Just recently I read an article regarding how this country’s opioid epidemic has been un-noticeably creeping higher, and mostly due to this pandemic. It’s funny because just yesterday I was thinking about all these people who’re on anti-depressants, and unfortunately their need for more is what drives them to fatal over-doses. It wasn’t long ago when someone mentioned that the un-published numbers of over-doses and suicides have markedly increased this past year. It would be interesting if we could get a few of our area paramedics to give their “off the record” opinions on the subject.

I have an appointment to show three homes tomorrow, and hopefully at least one of them will create some interest. The pickings are very slim, and I’m not sure if we’re going to be seeing much inventory coming on the market in the near. I know this cold weather’s been keeping some sellers from making a move, but I keep reminding myself, we’re almost at the middle of February. There was one home that came on the market earlier today, and later this afternoon, it was already under contract. I considered it a bit pricy, but it must’ve been something on which a desperate buyer decided to settle.

With all the tracking of salty snow in my office of late, I took the time to prep those floors for tomorrow’s scrubbing. Whenever seeing that, I can’t help thinking about how deeply dirty the carpets are in many of the buildings we frequent, and trust me, there’s no way they can keep them as clean as hard-surfaced floors. I believe it’s yet another one of those “out of sight, out of mind” money-saving ideas coming from greedy corporate.

What bothers me the most, is seeing all these medical facilities with their carpeted floors. It may sound terrible of me when saying, “I’d be more afraid of unknowingly carrying something out with me, than I’d be concerned over carrying an infection within.” The cleanest of hospitals were those of generations ago where they had radiant hot water heat which wasn’t blowing germs from room to room, along with completely hard-surfaced floors. You can be sure those were the more sterile environments. I still don’t understand what their reasoning was to go with carpet.

The plants at my office were screaming for water, and since I’d used the last of the rainwater I’d saved-over for them, I went out back and collected three five-gallon pails of snow. Just to share another one of my information over-load tidbits, I now know the ratio of snow to water, as I took my 2+ quart Pyrex measuring bowl and filled it to the brim with un-packed snow, and then placed it in my office microwave for five minutes. After it was completely melted, there was almost exactly one pint of water. Each time I went thru the process, the results were the same. Now you know, there’s 2 qts. to 1 pint.
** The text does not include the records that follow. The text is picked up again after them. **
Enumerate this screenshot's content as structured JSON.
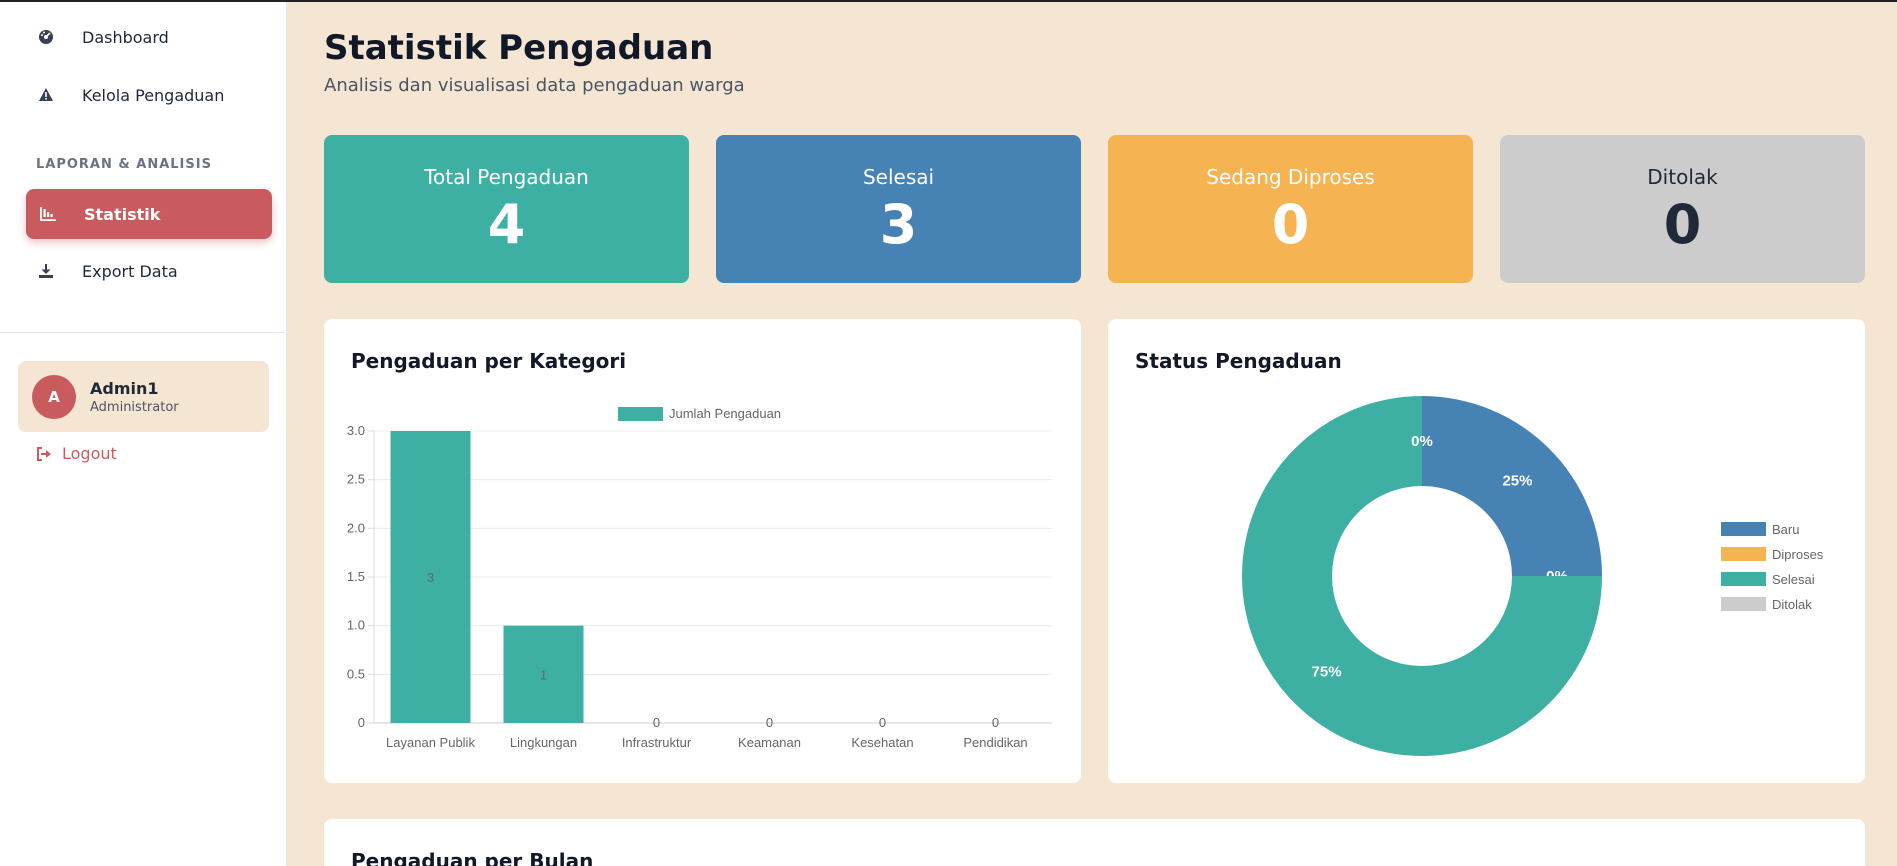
{
  "sidebar": {
    "nav": [
      {
        "label": "Dashboard",
        "icon": "dashboard-icon"
      },
      {
        "label": "Kelola Pengaduan",
        "icon": "warning-icon"
      }
    ],
    "section_label": "LAPORAN & ANALISIS",
    "active_item": {
      "label": "Statistik",
      "icon": "bar-chart-icon"
    },
    "export_item": {
      "label": "Export Data",
      "icon": "download-icon"
    },
    "user": {
      "initial": "A",
      "name": "Admin1",
      "role": "Administrator"
    },
    "logout_label": "Logout"
  },
  "header": {
    "title": "Statistik Pengaduan",
    "subtitle": "Analisis dan visualisasi data pengaduan warga"
  },
  "stats": [
    {
      "label": "Total Pengaduan",
      "value": "4",
      "color": "#3dafa3"
    },
    {
      "label": "Selesai",
      "value": "3",
      "color": "#4682b4"
    },
    {
      "label": "Sedang Diproses",
      "value": "0",
      "color": "#f5b352"
    },
    {
      "label": "Ditolak",
      "value": "0",
      "color": "#cccccc"
    }
  ],
  "panels": {
    "category_title": "Pengaduan per Kategori",
    "status_title": "Status Pengaduan",
    "monthly_title": "Pengaduan per Bulan"
  },
  "chart_data": [
    {
      "type": "bar",
      "title": "Pengaduan per Kategori",
      "categories": [
        "Layanan Publik",
        "Lingkungan",
        "Infrastruktur",
        "Keamanan",
        "Kesehatan",
        "Pendidikan"
      ],
      "series": [
        {
          "name": "Jumlah Pengaduan",
          "values": [
            3,
            1,
            0,
            0,
            0,
            0
          ],
          "color": "#3dafa3"
        }
      ],
      "ylim": [
        0,
        3
      ],
      "yticks": [
        "3.0",
        "2.5",
        "2.0",
        "1.5",
        "1.0",
        "0.5",
        "0"
      ],
      "grid": true,
      "legend": "top"
    },
    {
      "type": "pie",
      "title": "Status Pengaduan",
      "labels": [
        "Baru",
        "Diproses",
        "Selesai",
        "Ditolak"
      ],
      "values": [
        1,
        0,
        3,
        0
      ],
      "percent_labels": [
        "25%",
        "0%",
        "75%",
        "0%"
      ],
      "colors": [
        "#4682b4",
        "#f5b352",
        "#3dafa3",
        "#cccccc"
      ],
      "legend": "right"
    }
  ]
}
What I thought most odd, was it taking a full five minutes of my microwave turned on high-power to get it melted. After six micro-meltinings, I had enough to water them all, but to stay on the proactive side, I re-filled those three buckets to the brim-full of snow, and left them in the back to melt. Too bad I’m not in walking distance to an open river.
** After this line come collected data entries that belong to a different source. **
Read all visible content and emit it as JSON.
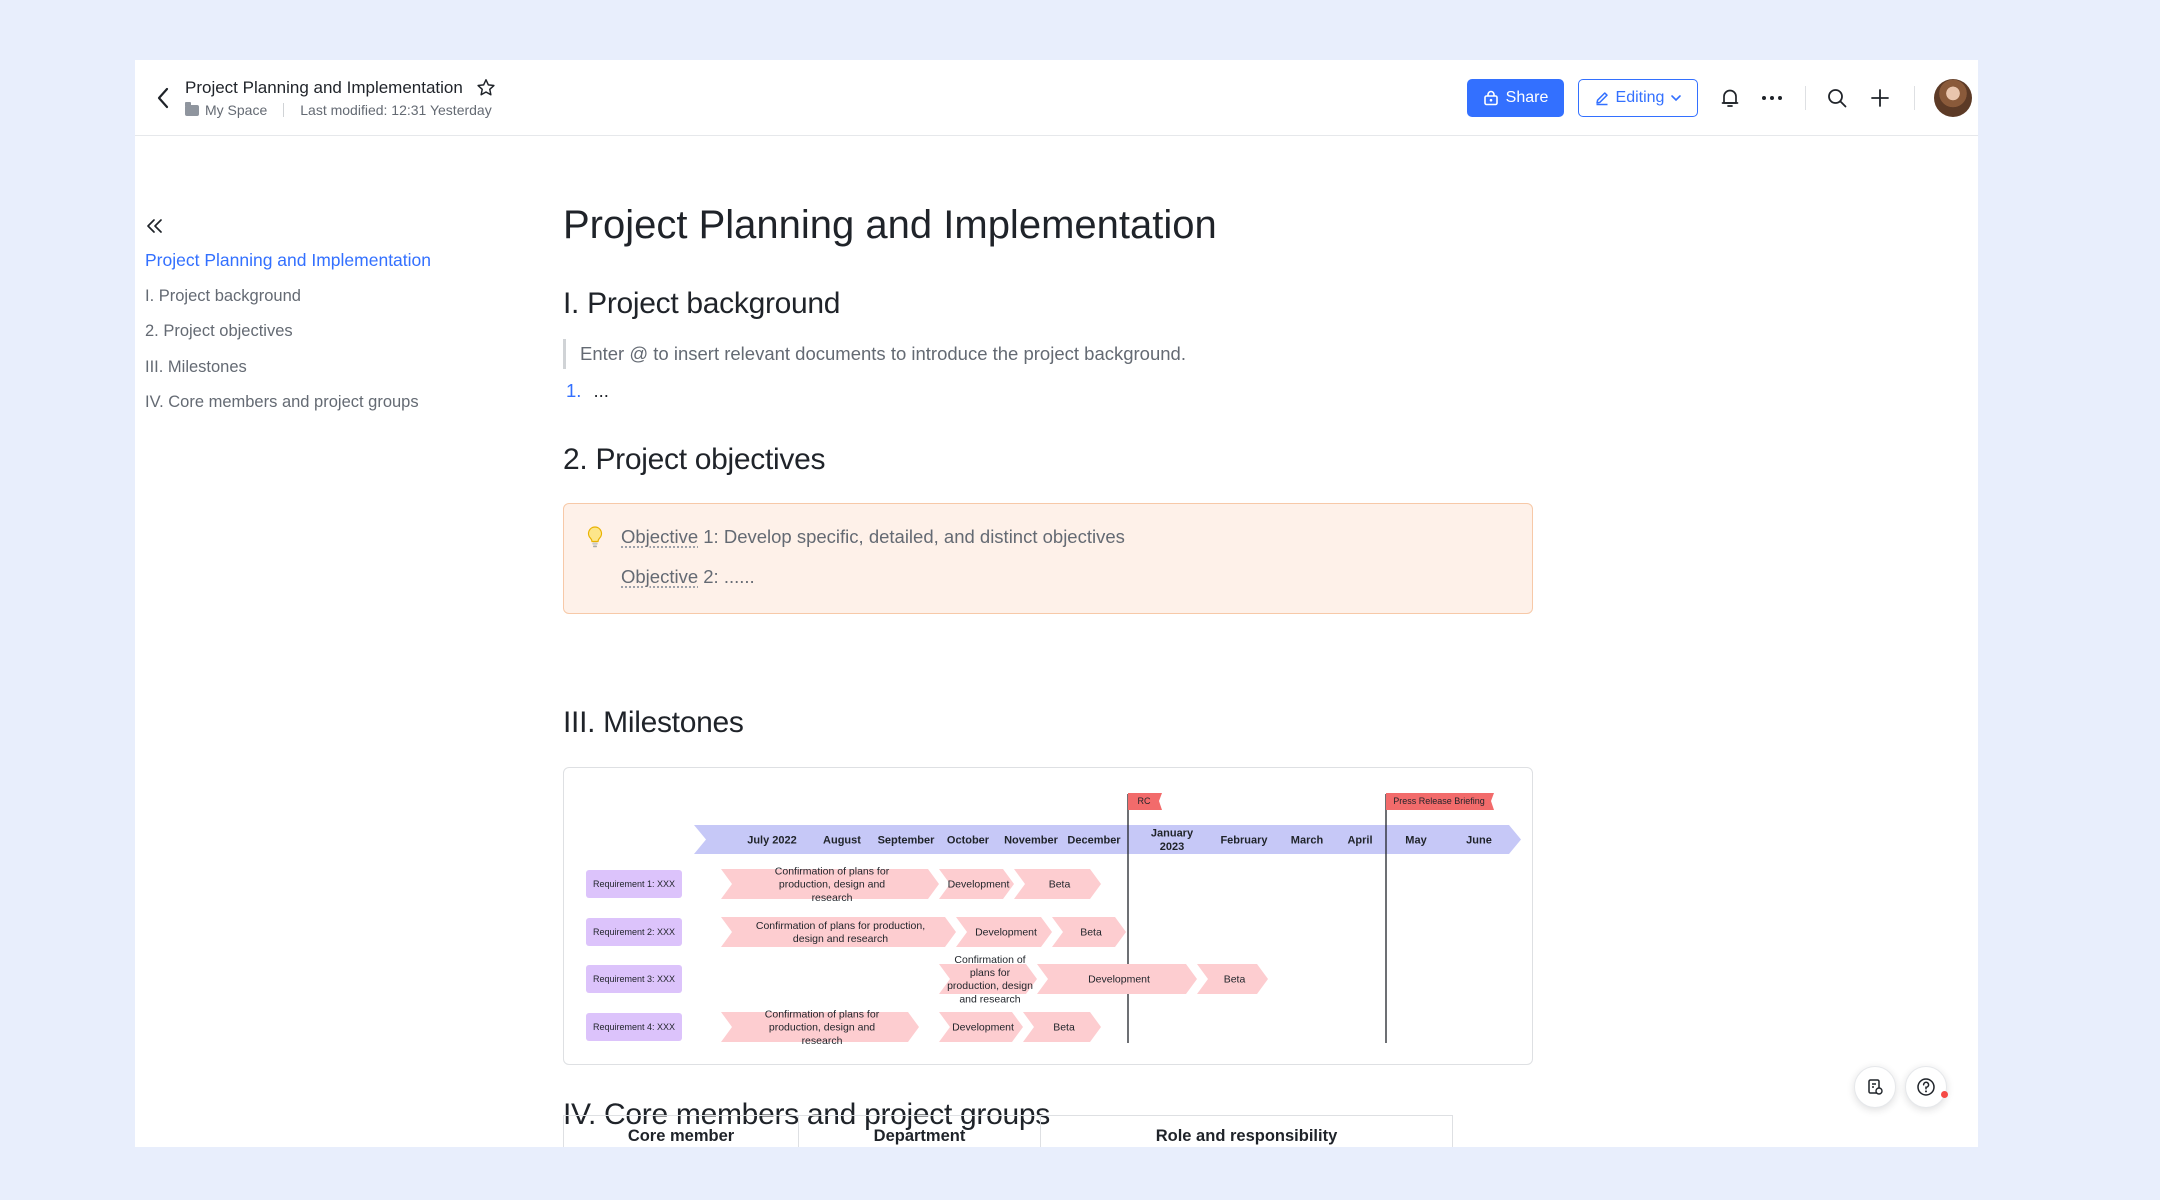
{
  "header": {
    "doc_title": "Project Planning and Implementation",
    "location": "My Space",
    "last_modified": "Last modified: 12:31 Yesterday",
    "share_label": "Share",
    "editing_label": "Editing",
    "accent_color": "#3370ff"
  },
  "toc": {
    "items": [
      {
        "label": "Project Planning and Implementation",
        "active": true
      },
      {
        "label": "I. Project background"
      },
      {
        "label": "2. Project objectives"
      },
      {
        "label": "III. Milestones"
      },
      {
        "label": "IV. Core members and project groups"
      }
    ]
  },
  "doc": {
    "title": "Project Planning and Implementation",
    "sections": {
      "background": {
        "heading": "I. Project background",
        "quote": "Enter @ to insert relevant documents to introduce the project background.",
        "list_num": "1.",
        "list_text": "..."
      },
      "objectives": {
        "heading": "2. Project objectives",
        "obj1_word": "Objective",
        "obj1_rest": " 1: Develop specific, detailed, and distinct objectives",
        "obj2_word": "Objective",
        "obj2_rest": " 2: ......"
      },
      "milestones": {
        "heading": "III. Milestones"
      },
      "members": {
        "heading": "IV. Core members and project groups",
        "columns": [
          "Core member",
          "Department",
          "Role and responsibility"
        ]
      }
    }
  },
  "gantt": {
    "months": [
      "July 2022",
      "August",
      "September",
      "October",
      "November",
      "December",
      "January 2023",
      "February",
      "March",
      "April",
      "May",
      "June"
    ],
    "flags": [
      {
        "label": "RC"
      },
      {
        "label": "Press Release Briefing"
      }
    ],
    "rows": [
      {
        "label": "Requirement 1: XXX",
        "tasks": [
          {
            "text": "Confirmation of plans for production, design and research"
          },
          {
            "text": "Development"
          },
          {
            "text": "Beta"
          }
        ]
      },
      {
        "label": "Requirement 2: XXX",
        "tasks": [
          {
            "text": "Confirmation of plans for production, design and research"
          },
          {
            "text": "Development"
          },
          {
            "text": "Beta"
          }
        ]
      },
      {
        "label": "Requirement 3: XXX",
        "tasks": [
          {
            "text": "Confirmation of plans for production, design and research"
          },
          {
            "text": "Development"
          },
          {
            "text": "Beta"
          }
        ]
      },
      {
        "label": "Requirement 4: XXX",
        "tasks": [
          {
            "text": "Confirmation of plans for production, design and research"
          },
          {
            "text": "Development"
          },
          {
            "text": "Beta"
          }
        ]
      }
    ],
    "colors": {
      "header": "#c6c8f7",
      "task": "#fdcdd0",
      "label": "#dcc3fb",
      "flag": "#f26b6b"
    }
  },
  "icons": [
    "back-icon",
    "star-icon",
    "folder-icon",
    "share-lock-icon",
    "pencil-icon",
    "chevron-down-icon",
    "bell-icon",
    "more-icon",
    "search-icon",
    "plus-icon",
    "collapse-icon",
    "bulb-icon",
    "comment-doc-icon",
    "help-icon"
  ]
}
You’re likely wondering why I don’t just feed them tap water. Well, I’m pretty convinced the chlorine and fluoride in our City water, is not to their liking, and since those plants seem to do far better than normal, the only distinguishing factor I can find, is my never giving them water from our City’s taps. I personally prefer not to drink our water, and only because of how it tastes. I know fully-well, I’m not the only one with such an opinion.
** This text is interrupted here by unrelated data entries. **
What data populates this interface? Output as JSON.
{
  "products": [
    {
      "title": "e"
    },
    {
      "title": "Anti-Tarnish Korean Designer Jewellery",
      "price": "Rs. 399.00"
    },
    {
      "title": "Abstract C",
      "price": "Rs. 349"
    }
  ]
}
I’ve been noticing how some of my big-office competitors are cranking back on their advertising in our local rag, and now wondering when they’re going to stop publishing the Real Estate Extra which hasn’t been re-formatted in both their printed or online versions for well over 25 years. What gets me, is how much they charge for advertising in the Real Estate Extra when nearly nobody looks at those listings. When you think about it, why would you look at something that’s in an informational time-lag, when you can go online and see the near-hour time a home’s listed. Yes, we are deeply immersed in the digital age, and in time, I believe most printed materials will be those glossy subscriptions catering to specific tastes and needs. Isn’t it so realistically sad?

Tonight’s One-liner is: Cynical realism, is the intelligent man’s best excuse for doing nothing in an intolerable situation.